In de wereld van vandaag is Robert Coleman Richardson een onderwerp dat de aandacht heeft getrokken van mensen van alle leeftijden en interesses. Van technologische vooruitgang tot actuele zaken, Robert Coleman Richardson is erin geslaagd barrières te overstijgen en gepassioneerde discussies op verschillende gebieden te genereren. Of het nu op persoonlijk, academisch of professioneel vlak is, Robert Coleman Richardson is een relevant onderwerp geworden dat niemand onverschillig laat. Om deze reden is het belangrijk om de impact die Robert Coleman Richardson heeft op de huidige samenleving en de implicaties die dit heeft voor de toekomst diepgaand te analyseren. In dit artikel zullen we dieper ingaan op de meest relevante aspecten van Robert Coleman Richardson en de invloed ervan op verschillende aspecten van het dagelijks leven onderzoeken.
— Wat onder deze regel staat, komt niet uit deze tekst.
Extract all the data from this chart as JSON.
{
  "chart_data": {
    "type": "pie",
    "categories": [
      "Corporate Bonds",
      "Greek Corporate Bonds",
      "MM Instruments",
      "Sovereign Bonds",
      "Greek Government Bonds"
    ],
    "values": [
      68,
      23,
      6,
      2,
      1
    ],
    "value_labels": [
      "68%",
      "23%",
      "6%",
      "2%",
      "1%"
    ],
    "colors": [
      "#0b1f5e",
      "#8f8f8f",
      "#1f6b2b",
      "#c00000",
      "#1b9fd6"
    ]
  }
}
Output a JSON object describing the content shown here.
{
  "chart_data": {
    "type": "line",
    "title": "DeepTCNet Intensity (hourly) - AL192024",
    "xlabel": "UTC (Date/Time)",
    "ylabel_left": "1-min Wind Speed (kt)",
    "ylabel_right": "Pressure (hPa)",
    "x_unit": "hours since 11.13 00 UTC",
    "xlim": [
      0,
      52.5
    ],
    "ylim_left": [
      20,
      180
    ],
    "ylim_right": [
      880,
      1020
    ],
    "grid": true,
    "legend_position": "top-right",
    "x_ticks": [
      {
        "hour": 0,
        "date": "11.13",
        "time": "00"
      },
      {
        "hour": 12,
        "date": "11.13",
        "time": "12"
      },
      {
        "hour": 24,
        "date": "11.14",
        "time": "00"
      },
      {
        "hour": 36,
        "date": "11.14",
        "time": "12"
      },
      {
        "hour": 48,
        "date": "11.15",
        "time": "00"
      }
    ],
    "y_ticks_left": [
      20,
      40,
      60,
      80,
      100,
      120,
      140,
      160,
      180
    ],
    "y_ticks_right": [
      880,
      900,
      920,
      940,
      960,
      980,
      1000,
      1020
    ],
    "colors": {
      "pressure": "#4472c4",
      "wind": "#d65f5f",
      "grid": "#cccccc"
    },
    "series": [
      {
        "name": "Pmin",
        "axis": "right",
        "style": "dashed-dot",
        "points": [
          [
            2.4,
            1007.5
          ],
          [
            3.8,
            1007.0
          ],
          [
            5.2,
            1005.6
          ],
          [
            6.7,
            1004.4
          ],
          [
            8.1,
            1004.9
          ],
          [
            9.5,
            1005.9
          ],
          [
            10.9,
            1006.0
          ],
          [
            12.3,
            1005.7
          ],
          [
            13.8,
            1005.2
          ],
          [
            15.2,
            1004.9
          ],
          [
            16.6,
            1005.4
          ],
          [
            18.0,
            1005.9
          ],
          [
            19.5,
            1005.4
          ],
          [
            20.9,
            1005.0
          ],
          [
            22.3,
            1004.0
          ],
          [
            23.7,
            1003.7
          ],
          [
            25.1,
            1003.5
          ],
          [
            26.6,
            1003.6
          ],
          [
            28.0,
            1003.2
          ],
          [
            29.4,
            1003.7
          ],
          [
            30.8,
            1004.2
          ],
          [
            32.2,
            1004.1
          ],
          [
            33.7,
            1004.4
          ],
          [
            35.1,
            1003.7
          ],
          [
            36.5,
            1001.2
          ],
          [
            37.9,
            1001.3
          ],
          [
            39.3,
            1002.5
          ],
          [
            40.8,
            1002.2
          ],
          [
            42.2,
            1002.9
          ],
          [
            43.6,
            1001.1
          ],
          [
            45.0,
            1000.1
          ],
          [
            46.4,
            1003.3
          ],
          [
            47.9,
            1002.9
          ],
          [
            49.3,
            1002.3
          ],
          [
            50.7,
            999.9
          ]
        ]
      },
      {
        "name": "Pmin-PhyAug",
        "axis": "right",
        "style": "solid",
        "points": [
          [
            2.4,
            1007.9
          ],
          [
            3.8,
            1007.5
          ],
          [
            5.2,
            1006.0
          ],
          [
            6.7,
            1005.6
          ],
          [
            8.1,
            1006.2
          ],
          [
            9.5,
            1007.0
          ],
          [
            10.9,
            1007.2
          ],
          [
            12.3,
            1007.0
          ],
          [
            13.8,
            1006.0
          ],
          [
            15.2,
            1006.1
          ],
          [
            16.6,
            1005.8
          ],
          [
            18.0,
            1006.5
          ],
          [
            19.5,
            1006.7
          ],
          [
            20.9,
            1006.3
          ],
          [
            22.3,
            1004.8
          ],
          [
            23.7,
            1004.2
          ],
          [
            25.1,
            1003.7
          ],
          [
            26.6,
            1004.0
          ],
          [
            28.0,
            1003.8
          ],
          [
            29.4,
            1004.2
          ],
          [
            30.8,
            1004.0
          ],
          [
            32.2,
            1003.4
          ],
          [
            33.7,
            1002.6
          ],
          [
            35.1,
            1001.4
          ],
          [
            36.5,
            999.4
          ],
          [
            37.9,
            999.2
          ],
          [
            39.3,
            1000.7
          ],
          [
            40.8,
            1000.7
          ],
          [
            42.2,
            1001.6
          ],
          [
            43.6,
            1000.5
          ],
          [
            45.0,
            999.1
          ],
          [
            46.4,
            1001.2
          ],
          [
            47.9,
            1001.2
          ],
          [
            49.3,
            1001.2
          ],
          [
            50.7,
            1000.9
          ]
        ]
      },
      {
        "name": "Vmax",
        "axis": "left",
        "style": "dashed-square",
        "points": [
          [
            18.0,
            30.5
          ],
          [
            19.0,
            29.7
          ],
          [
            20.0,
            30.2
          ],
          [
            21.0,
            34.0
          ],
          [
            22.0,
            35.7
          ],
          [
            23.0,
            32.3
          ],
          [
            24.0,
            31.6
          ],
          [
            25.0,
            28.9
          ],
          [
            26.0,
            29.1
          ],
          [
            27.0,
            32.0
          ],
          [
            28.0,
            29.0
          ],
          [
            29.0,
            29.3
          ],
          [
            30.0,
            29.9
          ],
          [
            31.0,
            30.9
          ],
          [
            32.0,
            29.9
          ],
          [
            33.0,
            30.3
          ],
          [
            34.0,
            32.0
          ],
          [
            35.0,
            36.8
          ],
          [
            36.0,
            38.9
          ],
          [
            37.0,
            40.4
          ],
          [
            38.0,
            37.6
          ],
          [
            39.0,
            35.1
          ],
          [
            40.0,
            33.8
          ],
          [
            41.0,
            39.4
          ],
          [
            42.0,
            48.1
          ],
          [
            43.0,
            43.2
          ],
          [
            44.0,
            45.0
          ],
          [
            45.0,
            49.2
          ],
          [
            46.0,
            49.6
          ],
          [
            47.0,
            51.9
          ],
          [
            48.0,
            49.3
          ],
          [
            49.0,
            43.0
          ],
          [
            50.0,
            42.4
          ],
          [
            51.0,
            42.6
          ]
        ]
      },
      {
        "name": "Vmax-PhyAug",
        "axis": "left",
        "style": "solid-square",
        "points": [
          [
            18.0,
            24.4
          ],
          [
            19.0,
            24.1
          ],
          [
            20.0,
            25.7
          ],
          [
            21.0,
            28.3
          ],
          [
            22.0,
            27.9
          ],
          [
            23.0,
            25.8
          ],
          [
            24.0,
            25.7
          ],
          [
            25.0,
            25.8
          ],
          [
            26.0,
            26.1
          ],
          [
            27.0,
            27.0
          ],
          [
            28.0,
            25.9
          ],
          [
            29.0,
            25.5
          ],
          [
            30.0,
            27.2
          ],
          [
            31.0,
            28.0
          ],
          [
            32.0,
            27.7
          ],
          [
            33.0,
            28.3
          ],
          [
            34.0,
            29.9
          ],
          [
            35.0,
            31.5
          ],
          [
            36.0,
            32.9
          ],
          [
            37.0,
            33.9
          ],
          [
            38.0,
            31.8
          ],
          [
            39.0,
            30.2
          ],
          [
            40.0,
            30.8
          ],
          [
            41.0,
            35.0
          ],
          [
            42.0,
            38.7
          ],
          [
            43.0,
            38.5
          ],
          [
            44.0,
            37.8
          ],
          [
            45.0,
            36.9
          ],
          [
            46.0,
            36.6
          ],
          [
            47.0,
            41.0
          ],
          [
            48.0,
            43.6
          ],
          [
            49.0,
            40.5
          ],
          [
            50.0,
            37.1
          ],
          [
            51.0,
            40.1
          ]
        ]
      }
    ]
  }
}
Robert Coleman Richardson | ||||
---|---|---|---|---|
26 juni 1937 – 19 februari 2013 | ||||
Robert Coleman Richardson (2005)
| ||||
Geboorteland | Verenigde Staten | |||
Geboorteplaats | Washington D.C. | |||
Overlijdensplaats | Ithaca | |||
Nobelprijs | Natuurkunde | |||
Jaar | 1996 | |||
Reden | "Voor hun ontdekking van superfluïditeit in helium-3." | |||
Samen met | David Morris Lee Douglas Osheroff | |||
Voorganger(s) | Martin Lewis Perl Frederick Reines | |||
Opvolger(s) | Steven Chu Claude Cohen-Tannoudji William Daniel Phillips | |||
|
Robert Coleman Richardson (Washington D.C., 26 juni 1937 – Ithaca (New York), 19 februari 2013) was een Amerikaans natuurkundige die in 1996 de Nobelprijs voor de Natuurkunde kreeg met David Morris Lee en Douglas Osheroff vanwege "hun ontdekking van superfluïditeit in helium-3."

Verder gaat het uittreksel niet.